Боковую калитку, туда ведущую, конюх Добрыне тоже показал. От конюшен к ней вела петляющая меж густых шиповниковых зарослей узкая дорожка. При царе Милонеге, обмолвился парень, этой калитки в садовой ограде еще не было, сделали ее по приказу Гопона, а запретную часть сада к тому же дополнительной стеной обнесли. Воевода на это только пожал плечами: что ж, у каждого правителя – свои причуды, и прогонять сон лихой скачкой не худшая, хотя… Хотя не похож алырский царь на выспавшегося, да и ложился ли он вообще почивать? Под запавшими глазами у Гопона залегли темные тени, лицо как-то резко осунулось, скулы заострились. Выглядел он сегодня пасмурным и невеселым, несмотря на то что по-прежнему держался с вызовом.
– Здрав будь, государь. – Добрыня постарался не подать виду, до чего его удивили появление Гопона и его облик. – Место, вестимо, найдется. Выбирай, где глянется.
– Что, Добрыня Никитич, не ждал такого с утра пораньше? – усмехнулся нежданный то ли гость, то ли хозяин. – Садись да не смотри на меня, как оборотень на серебро. Лучше выпьем, закусим и обсудим кое-чего с глазу на глаз. Ты ведь сам того вчера хотел.

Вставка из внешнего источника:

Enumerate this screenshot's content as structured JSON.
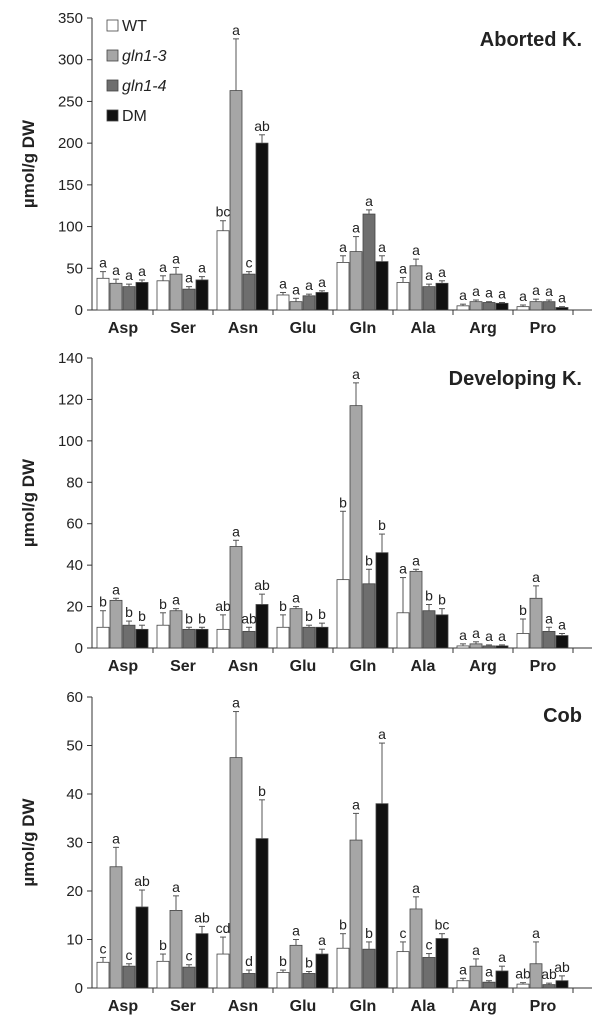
{
  "chart_data": [
    {
      "type": "bar",
      "title": "Aborted K.",
      "ylabel": "µmol/g DW",
      "ylim": [
        0,
        350
      ],
      "yticks": [
        0,
        50,
        100,
        150,
        200,
        250,
        300,
        350
      ],
      "categories": [
        "Asp",
        "Ser",
        "Asn",
        "Glu",
        "Gln",
        "Ala",
        "Arg",
        "Pro"
      ],
      "legend_position": "top-left",
      "series": [
        {
          "name": "WT",
          "color": "#ffffff",
          "values": [
            38,
            35,
            95,
            18,
            57,
            33,
            5,
            4
          ],
          "errors": [
            8,
            6,
            12,
            3,
            8,
            6,
            2,
            2
          ],
          "labels": [
            "a",
            "a",
            "bc",
            "a",
            "a",
            "a",
            "a",
            "a"
          ]
        },
        {
          "name": "gln1-3",
          "color": "#a6a6a6",
          "values": [
            32,
            43,
            263,
            10,
            70,
            53,
            10,
            10
          ],
          "errors": [
            5,
            8,
            62,
            4,
            18,
            8,
            2,
            3
          ],
          "labels": [
            "a",
            "a",
            "a",
            "a",
            "a",
            "a",
            "a",
            "a"
          ]
        },
        {
          "name": "gln1-4",
          "color": "#6e6e6e",
          "values": [
            28,
            25,
            43,
            17,
            115,
            28,
            9,
            10
          ],
          "errors": [
            3,
            3,
            3,
            2,
            5,
            3,
            1,
            2
          ],
          "labels": [
            "a",
            "a",
            "c",
            "a",
            "a",
            "a",
            "a",
            "a"
          ]
        },
        {
          "name": "DM",
          "color": "#111111",
          "values": [
            33,
            36,
            200,
            21,
            58,
            32,
            8,
            3
          ],
          "errors": [
            3,
            4,
            10,
            2,
            7,
            3,
            1,
            1
          ],
          "labels": [
            "a",
            "a",
            "ab",
            "a",
            "a",
            "a",
            "a",
            "a"
          ]
        }
      ]
    },
    {
      "type": "bar",
      "title": "Developing K.",
      "ylabel": "µmol/g DW",
      "ylim": [
        0,
        140
      ],
      "yticks": [
        0,
        20,
        40,
        60,
        80,
        100,
        120,
        140
      ],
      "categories": [
        "Asp",
        "Ser",
        "Asn",
        "Glu",
        "Gln",
        "Ala",
        "Arg",
        "Pro"
      ],
      "series": [
        {
          "name": "WT",
          "color": "#ffffff",
          "values": [
            10,
            11,
            9,
            10,
            33,
            17,
            1,
            7
          ],
          "errors": [
            8,
            6,
            7,
            6,
            33,
            17,
            1,
            7
          ],
          "labels": [
            "b",
            "b",
            "ab",
            "b",
            "b",
            "a",
            "a",
            "b"
          ]
        },
        {
          "name": "gln1-3",
          "color": "#a6a6a6",
          "values": [
            23,
            18,
            49,
            19,
            117,
            37,
            2,
            24
          ],
          "errors": [
            1,
            1,
            3,
            1,
            11,
            1,
            1,
            6
          ],
          "labels": [
            "a",
            "a",
            "a",
            "a",
            "a",
            "a",
            "a",
            "a"
          ]
        },
        {
          "name": "gln1-4",
          "color": "#6e6e6e",
          "values": [
            11,
            9,
            8,
            10,
            31,
            18,
            1,
            8
          ],
          "errors": [
            2,
            1,
            2,
            1,
            7,
            3,
            0.5,
            2
          ],
          "labels": [
            "b",
            "b",
            "ab",
            "b",
            "b",
            "b",
            "a",
            "a"
          ]
        },
        {
          "name": "DM",
          "color": "#111111",
          "values": [
            9,
            9,
            21,
            10,
            46,
            16,
            1,
            6
          ],
          "errors": [
            2,
            1,
            5,
            2,
            9,
            3,
            0.5,
            1
          ],
          "labels": [
            "b",
            "b",
            "ab",
            "b",
            "b",
            "b",
            "a",
            "a"
          ]
        }
      ]
    },
    {
      "type": "bar",
      "title": "Cob",
      "ylabel": "µmol/g DW",
      "ylim": [
        0,
        60
      ],
      "yticks": [
        0,
        10,
        20,
        30,
        40,
        50,
        60
      ],
      "categories": [
        "Asp",
        "Ser",
        "Asn",
        "Glu",
        "Gln",
        "Ala",
        "Arg",
        "Pro"
      ],
      "series": [
        {
          "name": "WT",
          "color": "#ffffff",
          "values": [
            5.3,
            5.5,
            7,
            3.2,
            8.2,
            7.5,
            1.5,
            0.8
          ],
          "errors": [
            1,
            1.5,
            3.5,
            0.5,
            3,
            2,
            0.5,
            0.3
          ],
          "labels": [
            "c",
            "b",
            "cd",
            "b",
            "b",
            "c",
            "a",
            "ab"
          ]
        },
        {
          "name": "gln1-3",
          "color": "#a6a6a6",
          "values": [
            25,
            16,
            47.5,
            8.8,
            30.5,
            16.3,
            4.5,
            5
          ],
          "errors": [
            4,
            3,
            9.5,
            1.2,
            5.5,
            2.5,
            1.5,
            4.5
          ],
          "labels": [
            "a",
            "a",
            "a",
            "a",
            "a",
            "a",
            "a",
            "a"
          ]
        },
        {
          "name": "gln1-4",
          "color": "#6e6e6e",
          "values": [
            4.5,
            4.3,
            3,
            3,
            8,
            6.3,
            1.2,
            0.7
          ],
          "errors": [
            0.5,
            0.5,
            0.7,
            0.4,
            1.5,
            0.8,
            0.3,
            0.3
          ],
          "labels": [
            "c",
            "c",
            "d",
            "b",
            "b",
            "c",
            "a",
            "ab"
          ]
        },
        {
          "name": "DM",
          "color": "#111111",
          "values": [
            16.7,
            11.2,
            30.8,
            7,
            38,
            10.2,
            3.5,
            1.5
          ],
          "errors": [
            3.5,
            1.5,
            8,
            1,
            12.5,
            1,
            1,
            1
          ],
          "labels": [
            "ab",
            "ab",
            "b",
            "a",
            "a",
            "bc",
            "a",
            "ab"
          ]
        }
      ]
    }
  ]
}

Он опустился на скамью напротив Добрыни. Потянулся к кувшину с вином. Плеснул себе в кубок, единым духом выпил, утерся рукавом. Отломил поджаристую горбушку от кулебяки и принялся жевать, не сводя с воеводы жесткого светлого прищура. Добрыня едва заметно кивнул, и русичи, один за другим, потихоньку стали выбираться из-за стола и исчезать за дверью. Остался только Василий, не сводивший с жующего царя пристального и настороженного взгляда.
– Не стану спрашивать, как вам ночью спалось да угодили ли вам мои стряпухи. Пустых разговоров не люблю, а сейчас мне и вовсе не до них, – наконец промолвил Гопон. – Долго ли ты, господин посол, вчера своему витязю шею мылил за драку с моей стражей, мне тоже без разницы. Я о другом говорить пришел. Из-за чего я воевать собрался, ты знаешь?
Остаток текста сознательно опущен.